Deadly Tornado Anniversary Remembered In San Angelo
Today, May 11th is an infamous anniversary in San Angelo. It was on this date 69 years ago that one of the most deadly tornados roared through San Angelo.
The tornado reached F4 strength meaning it may have had winds between 166 and 200 miles an hour. This storm severely damaged 15 square blocks of Downtown San Angelo. Along with the deaths and injuries, the 20 mile path of the storm resulted in amazing damage. In all, 519 homes were destroyed, 19 businesses were lost and 150 cars were decimated. The total dollar damage of the storm was 3.4 Million Dollars. That is the equivalent to nearly 30 million dollars in 2022 dollars.
On that same day, a powerful F5 tornado, the strongest on the Fujita Scale tore through Waco This tornado killed 114 people making it the deadliest tornado in Texas, since 1900. The damage in Waco was biblical
News reel footage beamed the damage to theaters all across the nation.
As deadly as the San Angelo Lakeview tornado was, it came so close to being so much worse. The tornado struck between 215p and 3p. In it's path from 17 miles northwest of San Angelo to just east of Armstrong Street, the tornado slammed into Lake View Junior High School.
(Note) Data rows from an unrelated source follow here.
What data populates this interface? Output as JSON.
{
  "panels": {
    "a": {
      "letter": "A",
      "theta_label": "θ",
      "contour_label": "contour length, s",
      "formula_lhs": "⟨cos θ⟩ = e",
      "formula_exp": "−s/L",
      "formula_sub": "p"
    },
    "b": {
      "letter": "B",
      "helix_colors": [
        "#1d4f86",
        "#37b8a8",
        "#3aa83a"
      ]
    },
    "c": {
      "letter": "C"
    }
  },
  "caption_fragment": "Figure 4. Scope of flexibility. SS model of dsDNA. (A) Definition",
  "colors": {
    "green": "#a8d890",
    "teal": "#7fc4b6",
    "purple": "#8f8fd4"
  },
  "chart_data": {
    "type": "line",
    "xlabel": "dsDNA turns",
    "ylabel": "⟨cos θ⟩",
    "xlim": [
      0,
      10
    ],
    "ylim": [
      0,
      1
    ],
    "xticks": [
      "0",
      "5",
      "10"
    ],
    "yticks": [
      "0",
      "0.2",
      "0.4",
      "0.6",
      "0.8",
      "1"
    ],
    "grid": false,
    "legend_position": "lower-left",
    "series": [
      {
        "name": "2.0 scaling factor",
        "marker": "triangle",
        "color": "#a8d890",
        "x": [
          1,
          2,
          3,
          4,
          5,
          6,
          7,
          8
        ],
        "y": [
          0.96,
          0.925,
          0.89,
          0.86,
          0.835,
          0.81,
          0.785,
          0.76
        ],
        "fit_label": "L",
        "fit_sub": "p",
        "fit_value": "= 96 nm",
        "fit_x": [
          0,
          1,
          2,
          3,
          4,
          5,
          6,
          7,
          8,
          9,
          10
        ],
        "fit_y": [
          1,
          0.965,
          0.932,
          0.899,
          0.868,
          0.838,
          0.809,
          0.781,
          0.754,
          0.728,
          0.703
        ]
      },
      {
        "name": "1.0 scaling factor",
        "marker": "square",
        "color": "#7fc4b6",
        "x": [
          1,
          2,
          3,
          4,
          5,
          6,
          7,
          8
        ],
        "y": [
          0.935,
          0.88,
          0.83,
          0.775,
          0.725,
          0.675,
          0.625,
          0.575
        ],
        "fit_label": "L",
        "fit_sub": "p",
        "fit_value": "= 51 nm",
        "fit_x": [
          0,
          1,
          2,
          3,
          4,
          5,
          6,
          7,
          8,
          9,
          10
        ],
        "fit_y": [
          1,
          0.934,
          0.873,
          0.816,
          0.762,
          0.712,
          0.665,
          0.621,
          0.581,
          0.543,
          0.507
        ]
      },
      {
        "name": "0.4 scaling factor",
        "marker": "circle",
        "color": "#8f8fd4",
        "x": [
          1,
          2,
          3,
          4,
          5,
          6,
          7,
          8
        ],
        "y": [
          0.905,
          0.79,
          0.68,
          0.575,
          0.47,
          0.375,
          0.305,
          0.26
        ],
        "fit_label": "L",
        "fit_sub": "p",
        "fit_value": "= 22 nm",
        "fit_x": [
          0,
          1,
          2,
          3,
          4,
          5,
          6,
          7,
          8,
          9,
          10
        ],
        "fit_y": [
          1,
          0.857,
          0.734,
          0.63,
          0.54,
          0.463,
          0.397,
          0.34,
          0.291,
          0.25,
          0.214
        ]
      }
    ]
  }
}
Principal Mac Snodgrass was getting ready to drive a bus full of children home. The tornadw was right in the path of where he would be driving. Fortunately, he received a call from Superintendent, Jean Burleson, about the possibility of a tornado. Snodgrass' quick action, getting the kids to safety probably saved countless lives.
Students, who were in the school that fateful day, often tell the story of what happened when the storm hit. A 7th Grade student later told reporters that as the storm approached he could hardly breath. Students were instructed to go into the hall. One student barely escaped his desk, when the glass caved in and dust, dirt, sticks and every manner of debris crashed into the classroom and spilled into the hall.
The roof blew off and while there was alot of screaming and desperate crying, the only sound anyone could hear was the wind and rain. Considering that there were 1000 people in the school when the tornado hit, everyone got out alive. There were only a few minor injuries.
Of course, many of the students saved that day went on to have families of their own and grandchildren. All those descendants can thank the quick acting hero teachers and administrators at that school on that fateful day for their very survival.
Every time a thunderstorm roars in the distance, those who've been through a tornado event live in fear that it will happen again. It is never a bad idea to learn what to do to be safe if and when it does happen again.
Anyone who is still around who survived that day surely will never forget it. Let's hope if this ever happens again in San Angelo, we'll have heroic leaders who again will know what to do and save lives.